4 December 2013

BBC Good Food Vegetable Ragu

Do you have days when you just don’t feel like touching and eating any meat? Yesterday was one of those days for me. While I do love poultry and meat, I do occasionally feel like a good vegetarian meal such as Vegetable Ragu.

This year I started learning to make my own pasta sauce. Not only are they surprisingly easy, they also taste fresher and healthier. This vegetable ragu recipe from good old BBC Good Food is a gem as it is so cheap and easy to make.

20131204-074230.jpg


Since recipes aren’t set in stone, I omitted celery and red lentils in my version. I added dried basil and cayenne pepper to spice it up a little. And I’m currently in love with balsamic vinegar so I was rather generous with it too.
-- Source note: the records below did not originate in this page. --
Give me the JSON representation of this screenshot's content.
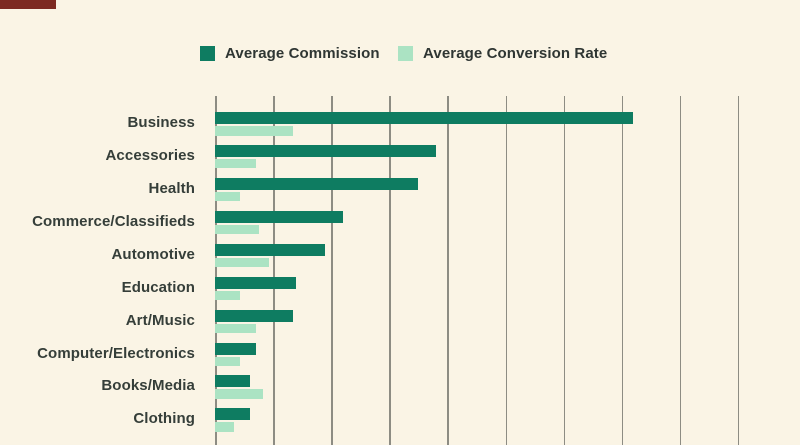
{
  "page": {
    "background": "#faf4e5",
    "corner_marker_color": "#7d2a22"
  },
  "legend": [
    {
      "label": "Average Commission",
      "color": "#0e7c61"
    },
    {
      "label": "Average Conversion Rate",
      "color": "#abe3c3"
    }
  ],
  "chart_data": {
    "type": "bar",
    "orientation": "horizontal",
    "title": "",
    "xlabel": "",
    "ylabel": "",
    "categories": [
      "Business",
      "Accessories",
      "Health",
      "Commerce/Classifieds",
      "Automotive",
      "Education",
      "Art/Music",
      "Computer/Electronics",
      "Books/Media",
      "Clothing"
    ],
    "series": [
      {
        "name": "Average Commission",
        "color": "#0e7c61",
        "values": [
          7.2,
          3.8,
          3.5,
          2.2,
          1.9,
          1.4,
          1.35,
          0.7,
          0.6,
          0.6
        ]
      },
      {
        "name": "Average Conversion Rate",
        "color": "#abe3c3",
        "values": [
          1.35,
          0.7,
          0.43,
          0.76,
          0.93,
          0.43,
          0.7,
          0.43,
          0.83,
          0.33
        ]
      }
    ],
    "xlim": [
      0,
      9
    ],
    "gridline_count": 10,
    "gridline_interval": 1,
    "grid_color": "#8d8c83",
    "tick_labels_visible": false,
    "legend_position": "top",
    "label_text_color": "#353e39"
  }
}
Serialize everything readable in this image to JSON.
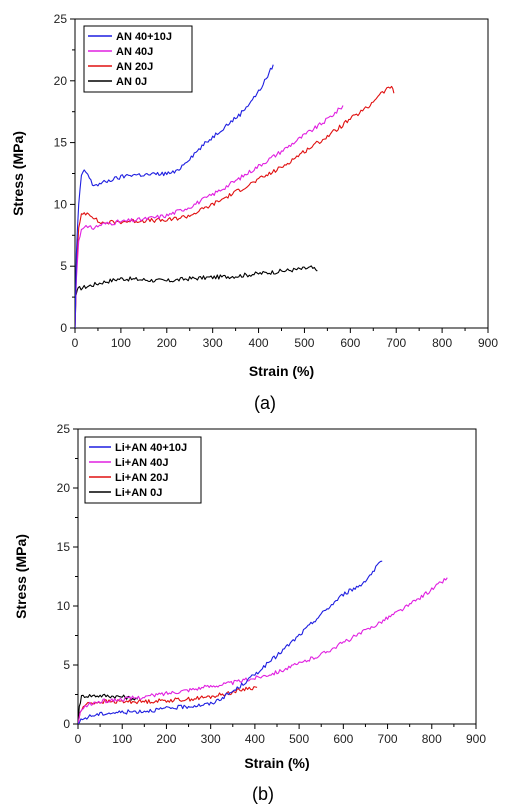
{
  "chart_data": [
    {
      "type": "line",
      "caption": "(a)",
      "xlabel": "Strain (%)",
      "ylabel": "Stress (MPa)",
      "xlim": [
        0,
        900
      ],
      "ylim": [
        0,
        25
      ],
      "xticks": [
        0,
        100,
        200,
        300,
        400,
        500,
        600,
        700,
        800,
        900
      ],
      "yticks": [
        0,
        5,
        10,
        15,
        20,
        25
      ],
      "grid": false,
      "legend": "top-left",
      "series": [
        {
          "name": "AN 40+10J",
          "color": "#1f1fe0",
          "x": [
            0,
            3,
            8,
            14,
            20,
            28,
            38,
            50,
            80,
            120,
            160,
            200,
            220,
            240,
            280,
            320,
            360,
            400,
            420,
            432
          ],
          "y": [
            0,
            6,
            10,
            12.2,
            12.8,
            12.4,
            11.6,
            11.6,
            12.0,
            12.4,
            12.4,
            12.5,
            12.6,
            13.4,
            14.8,
            16.1,
            17.3,
            19.1,
            20.4,
            21.3
          ]
        },
        {
          "name": "AN 40J",
          "color": "#e020e0",
          "x": [
            0,
            3,
            8,
            14,
            20,
            28,
            40,
            60,
            100,
            150,
            200,
            250,
            300,
            350,
            400,
            450,
            500,
            540,
            570,
            584
          ],
          "y": [
            0,
            4,
            7,
            8.0,
            8.3,
            8.1,
            8.1,
            8.4,
            8.6,
            8.8,
            9.1,
            9.8,
            10.8,
            11.9,
            13.1,
            14.3,
            15.6,
            16.6,
            17.5,
            18.0
          ]
        },
        {
          "name": "AN 20J",
          "color": "#e01010",
          "x": [
            0,
            3,
            8,
            14,
            20,
            30,
            40,
            50,
            60,
            100,
            150,
            200,
            250,
            300,
            350,
            400,
            450,
            500,
            550,
            600,
            640,
            660,
            680,
            690,
            695
          ],
          "y": [
            0,
            5,
            8,
            9.1,
            9.3,
            9.3,
            9.0,
            8.6,
            8.5,
            8.6,
            8.7,
            8.7,
            9.1,
            10.0,
            11.0,
            12.0,
            13.0,
            14.3,
            15.5,
            16.9,
            17.9,
            18.8,
            19.3,
            19.6,
            19.0
          ]
        },
        {
          "name": "AN 0J",
          "color": "#000000",
          "x": [
            0,
            2,
            5,
            10,
            20,
            40,
            60,
            100,
            150,
            200,
            250,
            300,
            350,
            400,
            450,
            500,
            515,
            528
          ],
          "y": [
            0,
            2.6,
            3.1,
            3.2,
            3.3,
            3.5,
            3.7,
            4.0,
            3.9,
            3.8,
            4.0,
            4.1,
            4.2,
            4.4,
            4.6,
            4.8,
            4.9,
            4.6
          ]
        }
      ]
    },
    {
      "type": "line",
      "caption": "(b)",
      "xlabel": "Strain (%)",
      "ylabel": "Stress (MPa)",
      "xlim": [
        0,
        900
      ],
      "ylim": [
        0,
        25
      ],
      "xticks": [
        0,
        100,
        200,
        300,
        400,
        500,
        600,
        700,
        800,
        900
      ],
      "yticks": [
        0,
        5,
        10,
        15,
        20,
        25
      ],
      "grid": false,
      "legend": "top-left",
      "series": [
        {
          "name": "Li+AN 40+10J",
          "color": "#1f1fe0",
          "x": [
            0,
            10,
            30,
            60,
            100,
            150,
            200,
            250,
            300,
            330,
            360,
            400,
            450,
            500,
            550,
            600,
            640,
            660,
            670,
            680,
            688
          ],
          "y": [
            0,
            0.4,
            0.7,
            0.9,
            1.0,
            1.1,
            1.3,
            1.5,
            1.7,
            2.3,
            3.0,
            4.2,
            5.8,
            7.5,
            9.3,
            11.0,
            11.8,
            12.6,
            13.0,
            13.6,
            13.8
          ]
        },
        {
          "name": "Li+AN 40J",
          "color": "#e020e0",
          "x": [
            0,
            5,
            20,
            50,
            100,
            150,
            200,
            250,
            300,
            350,
            400,
            450,
            500,
            550,
            600,
            650,
            700,
            750,
            800,
            835
          ],
          "y": [
            0,
            1.0,
            1.6,
            1.9,
            2.1,
            2.3,
            2.6,
            2.9,
            3.2,
            3.5,
            3.9,
            4.4,
            5.1,
            5.9,
            6.9,
            7.9,
            9.0,
            10.1,
            11.4,
            12.4
          ]
        },
        {
          "name": "Li+AN 20J",
          "color": "#e01010",
          "x": [
            0,
            5,
            15,
            30,
            60,
            100,
            150,
            200,
            250,
            300,
            350,
            380,
            405
          ],
          "y": [
            0,
            1.0,
            1.6,
            1.8,
            1.9,
            1.9,
            1.9,
            2.0,
            2.1,
            2.3,
            2.7,
            3.0,
            3.1
          ]
        },
        {
          "name": "Li+AN 0J",
          "color": "#000000",
          "x": [
            0,
            3,
            8,
            15,
            30,
            60,
            100,
            120,
            135
          ],
          "y": [
            0,
            1.5,
            2.3,
            2.4,
            2.4,
            2.4,
            2.3,
            2.2,
            2.1
          ]
        }
      ]
    }
  ]
}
As it cooked on the stove, the ragu was bursting with sweet smelling vegetables – the perfect healthy comfort food on a cold day.

This is to me the fun part about cooking – not restricting yourself to whatever the recipe calls for and taking initiative to tweak it to your preference.

3 December 2013

Jamie Oliver's Roast Chicken Recipe (half-arsed)
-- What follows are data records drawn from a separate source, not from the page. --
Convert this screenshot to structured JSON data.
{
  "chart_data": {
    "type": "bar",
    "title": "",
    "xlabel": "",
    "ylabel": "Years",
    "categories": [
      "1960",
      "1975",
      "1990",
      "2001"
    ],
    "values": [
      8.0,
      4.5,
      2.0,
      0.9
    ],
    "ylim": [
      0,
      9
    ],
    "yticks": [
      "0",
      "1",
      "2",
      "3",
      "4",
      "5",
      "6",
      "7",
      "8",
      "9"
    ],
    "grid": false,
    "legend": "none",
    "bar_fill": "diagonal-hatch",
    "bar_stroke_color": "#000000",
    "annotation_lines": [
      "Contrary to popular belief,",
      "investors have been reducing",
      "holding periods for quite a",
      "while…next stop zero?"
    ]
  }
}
Today I tried out a Jamie Oliver's recipe – Perfect roast chicken. I do find myself avoiding recipes from celebrity chefs because 99% of the time their recipes are just far too fancy and complicated for my liking. However, this recipe has proven otherwise.



I tweaked the recipe by spreading herb butter under the skin of the chicken and added some dried thyme with the bunch of fresh rosemary and lemon in the chicken’s cavity.

The result is a crispy-skinned chicken that’s really juicy on the insides. Jamie Oliver didn’t lie about that!

So why did I call it half-arsed?

I got tired in the evening from walking around the Christmas market and couldn’t be bothered to make roast potatoes. I would have put in the extra effort if I had mint sauce, the magic that makes roast potatoes taste heavenly, to go with them. Taking the easy way out, I threw some garlic bread in the oven to serve with the perfect chicken roast.

20131201-204941.jpg


Seriously, this recipe is amazing! Give it a go if you have the time!